No one can refute that one of the hardest working individuals in the Trump Administration is Attorney General Bill Barr.
Where Democrat governors and mayors across the nation have refused to do their jobs, Bill Barr has stepped in to protect law-abiding citizens.
Back in July, Barr launched Operation Legend with the goal of suppressing violent protesters in large cities around the country.
And so far, the operation has been a success!
Fox News reports on Barr’s press conference today where he gave an update on the program:
At least 217 people have been charged with a federal crime, and more than 1,000 arrests have been made in major metropolitan cities since the Department of Justice launched Operation Legend in July, U.S. Attorney General William Barr announced on Wednesday.
Nearly 400 firearms have been seized by the Bureau of Alcohol, Tobacco, Firearms and Explosives.
Barr launched Operation Legend on July 8 as “a sustained, systematic and coordinated law enforcement initiative in which federal law enforcement agencies work in conjunction with state and local law enforcement officials to fight violent crime,” the DOJ said in a release.
It was named in honor of 4-year-old LeGend Taliferro, who was shot and killed while he slept in the early morning of June 29 in Kansas City, Mo. Last week, a Jackson County prosecutor announced second-degree murder charges against his suspected killer, 22-year-old Ryson Ellis, who was being held in Tulsa County Jail.
“LeGend is a symbol of the many hundreds of innocent lives that have been taken in the recent upsurge of crime in many of our urban areas,” Barr said at a press conference in Kansas City. “His life mattered and the lives of all of those victims matter. His name should be remembered and his senseless death, like those of all the other innocent victims in this recent surge, should be unacceptable to all Americans.”
Barr said the federal government has dispatched to nine U.S. cities more than 1,000 additional agents from the FBI, ATF, Drug Enforcement Administration and U.S. Marshals Service to work shoulder to shoulder with state and local partners on homicide and assault squads to crack cases.
The government has also allocated $78.5 million in grants to support additional police positions, hire more prosecutors and improve technology to solve firearms crimes.
“We saw one result of those efforts last week when Kansas City Police arrested the suspected murderer of LeGend,” Barr said. “This arrest will not bring LeGend back but it will make his case an example of how we can come together to take violent criminals off the street and to make our communities safer.”
Barr received an absolute outpouring of support on Twitter for the success of the program:
While you're at it, watch Barr's outstanding press conference right here:
And as if he weren't busy keeping the peace, Bloomberg reports Barr is also tracking US Attorney John Durham's investigation into the Obama Administration's spying on the Trump Campaign in 2016:
Attorney General William Barr is promising more revelations from a probe of the government’s investigation into Russian meddling in 2016, but he may be running out of time.
Barr said last week’s formal charge against a former FBI lawyer is just the first of several “significant” developments he expects to come out before the Nov. 3 presidential election.
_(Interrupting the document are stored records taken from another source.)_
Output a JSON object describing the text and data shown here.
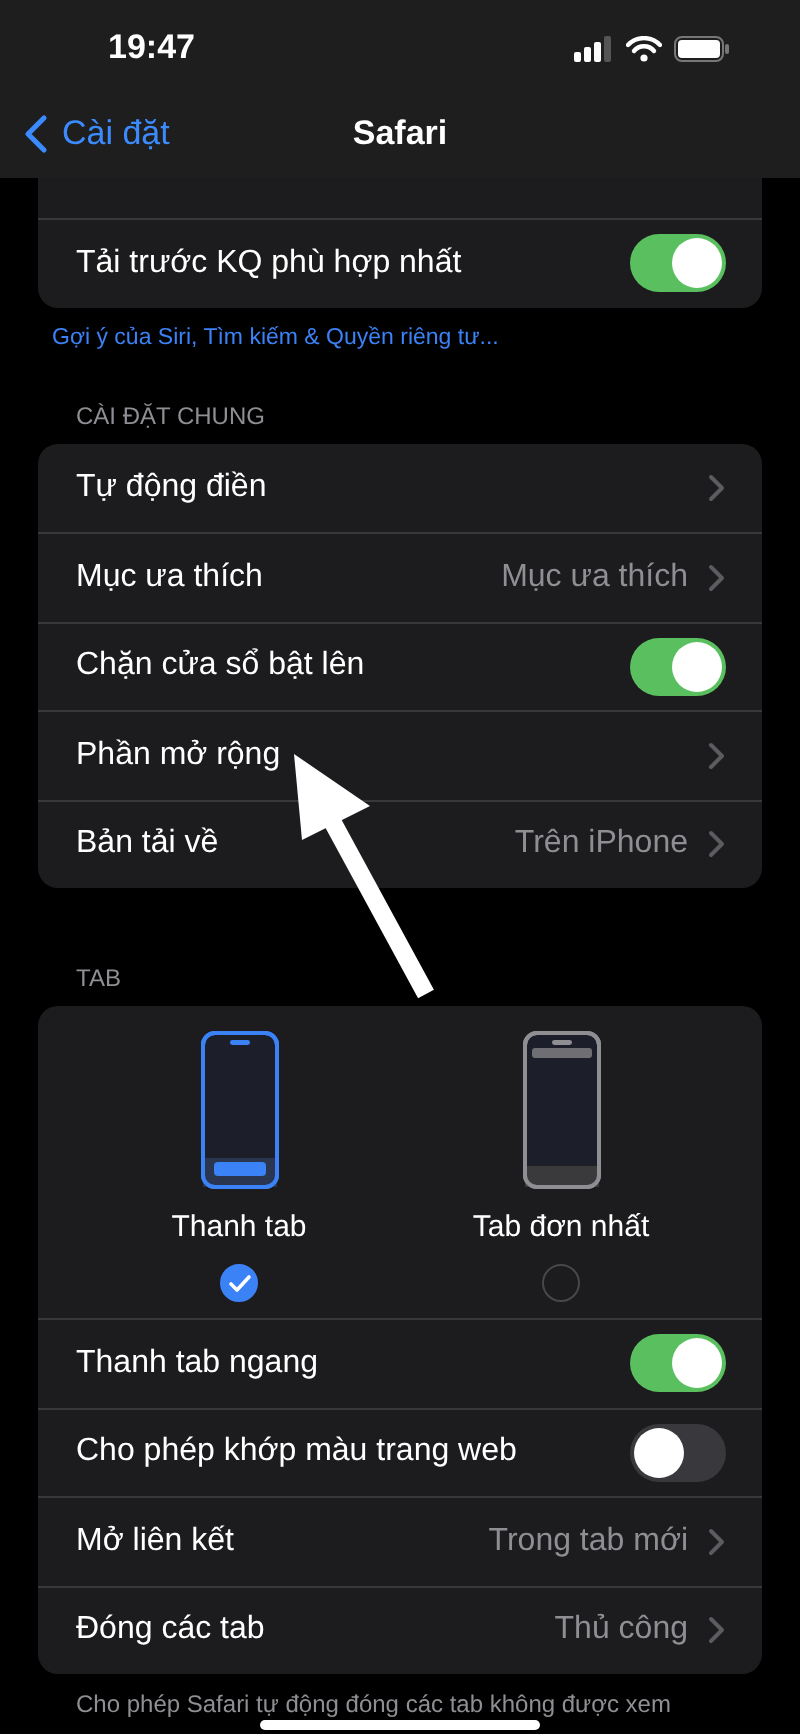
{
  "status_bar": {
    "time": "19:47"
  },
  "nav": {
    "back": "Cài đặt",
    "title": "Safari"
  },
  "top_group": {
    "rows": [
      {
        "kind": "toggle",
        "label": "Tải trước KQ phù hợp nhất",
        "on": true
      }
    ],
    "footer_link": "Gợi ý của Siri, Tìm kiếm & Quyền riêng tư..."
  },
  "general": {
    "header": "CÀI ĐẶT CHUNG",
    "rows": [
      {
        "kind": "chevron",
        "label": "Tự động điền"
      },
      {
        "kind": "chevron",
        "label": "Mục ưa thích",
        "value": "Mục ưa thích"
      },
      {
        "kind": "toggle",
        "label": "Chặn cửa sổ bật lên",
        "on": true
      },
      {
        "kind": "chevron",
        "label": "Phần mở rộng"
      },
      {
        "kind": "chevron",
        "label": "Bản tải về",
        "value": "Trên iPhone"
      }
    ]
  },
  "tabs": {
    "header": "TAB",
    "layouts": [
      {
        "kind": "tab-bar",
        "label": "Thanh tab",
        "selected": true
      },
      {
        "kind": "single",
        "label": "Tab đơn nhất",
        "selected": false
      }
    ],
    "rows": [
      {
        "kind": "toggle",
        "label": "Thanh tab ngang",
        "on": true
      },
      {
        "kind": "toggle",
        "label": "Cho phép khớp màu trang web",
        "on": false
      },
      {
        "kind": "chevron",
        "label": "Mở liên kết",
        "value": "Trong tab mới"
      },
      {
        "kind": "chevron",
        "label": "Đóng các tab",
        "value": "Thủ công"
      }
    ],
    "footer": "Cho phép Safari tự động đóng các tab không được xem"
  }
}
But Barr’s critics say Justice Department policy states that he has until about Sept. 4 to make any information public. The attorney general disagrees, and President Donald Trump -- lagging in the polls -- has made clear he expects his top law enforcement officer to press on.
Long-standing Justice Department guidelines say prosecutors must not take investigative steps or issue criminal charges for the purpose of influencing an election or helping a particular candidate or party when the vote is less than two months away. Then-FBI Director James Comey’s decision to reveal his reopening of a probe into Hillary Clinton days before the 2016 election -- a move seen as aiding Trump -- violated that principle and was widely criticized.“Law enforcement should do its job but not be determining election results,” said Joshua Geltzer, who served in the Justice Department and on the National Security Council during the Obama administration. “All of us are clear on what the spirit and actual intent is of the 60-day rule.”
Barr contends that the probe led by U.S. Attorney John Durham isn’t focused on either candidate, former Vice President Joe Biden or Trump, so the Justice Department deadline isn’t relevant. And he has rejected accusations that he’s trying to influence voting.
“I have said there are going to be developments, significant developments, before the election,” Barr said in an interview last week with Fox News host Sean Hannity. “But we’re not doing this on the election schedule. We’re aware of the election. We’re not going to do anything inappropriate before the election.”